BizJournals Portfolio
Apr 17 2009 4:58pm EDT

ASME Plays Sheriff as Magazines Get Creative

These are busy times for the conscience of the magazine industry. As publishers face unprecedented pressures to their bottom lines, magazines are getting creative in pursuit of marketing dollars. For the American Society of Magazine Editors, that's meant a steady drip of judgment calls as to which magazines have violated the group's stricture against allowing advertising onto the cover, as well as criticism from those who think ASME is all bark and no bite -- and not all that much bark, either.

"[T]here are people who say ASME is out of touch, ASME just doesn't get it," acknowledges Sid Holt in a posting on ASME's website explaining the board's thinking in its recent rulings on Esquire, ESPN The Magazine and other titles.

"Admittedly, the system is a little loose -- there is no ASME police force, more like a couple of Altoids-chewing constables -- so some folks get pulled over for a stern lecture about the dangers of breaking the rules while other folks seem to whiz by. Fortunately, most editors and publishers, even ad execs, know the rules and respect them."

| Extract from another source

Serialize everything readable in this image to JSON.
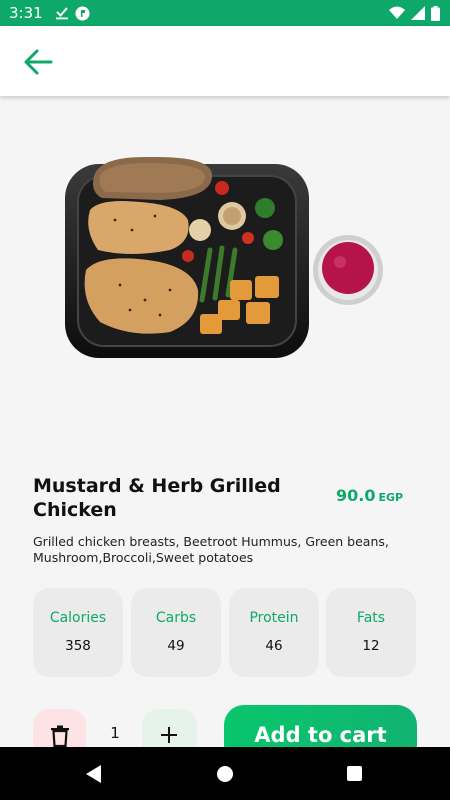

ASME returned "guilty" verdicts on ESPN ("The flap was the same as printing an ad on the cover....The copy was also misleading"), Scholastic Parent & Child ("[D]estroying what makes magazines valuable and unique is not the road to recovery") and Entertainment Weekly ("[T]he notch on EW served no apparent or conceivable editorial purpose"). It acquitted Ladies' Home Journal ("[T]here was no evidence to show that the subject appeared on the cover or inside the book in return for advertising"), Esquire ("The lingering concern among ASME members is, will competition force magazines to accommodate especially invasive ad executions on their covers") and Rolling Stone ("[T]he cover had not been expressly created to direct readers to an ad").

More Holt:

You can look at 250 years of consumer-magazine covers and not find a single ad. Why? Not because ASME has been stopping anybody, but because everyone knows that the editorial and circulation objectives the cover serves offset the temporary advantage of creating another ad position.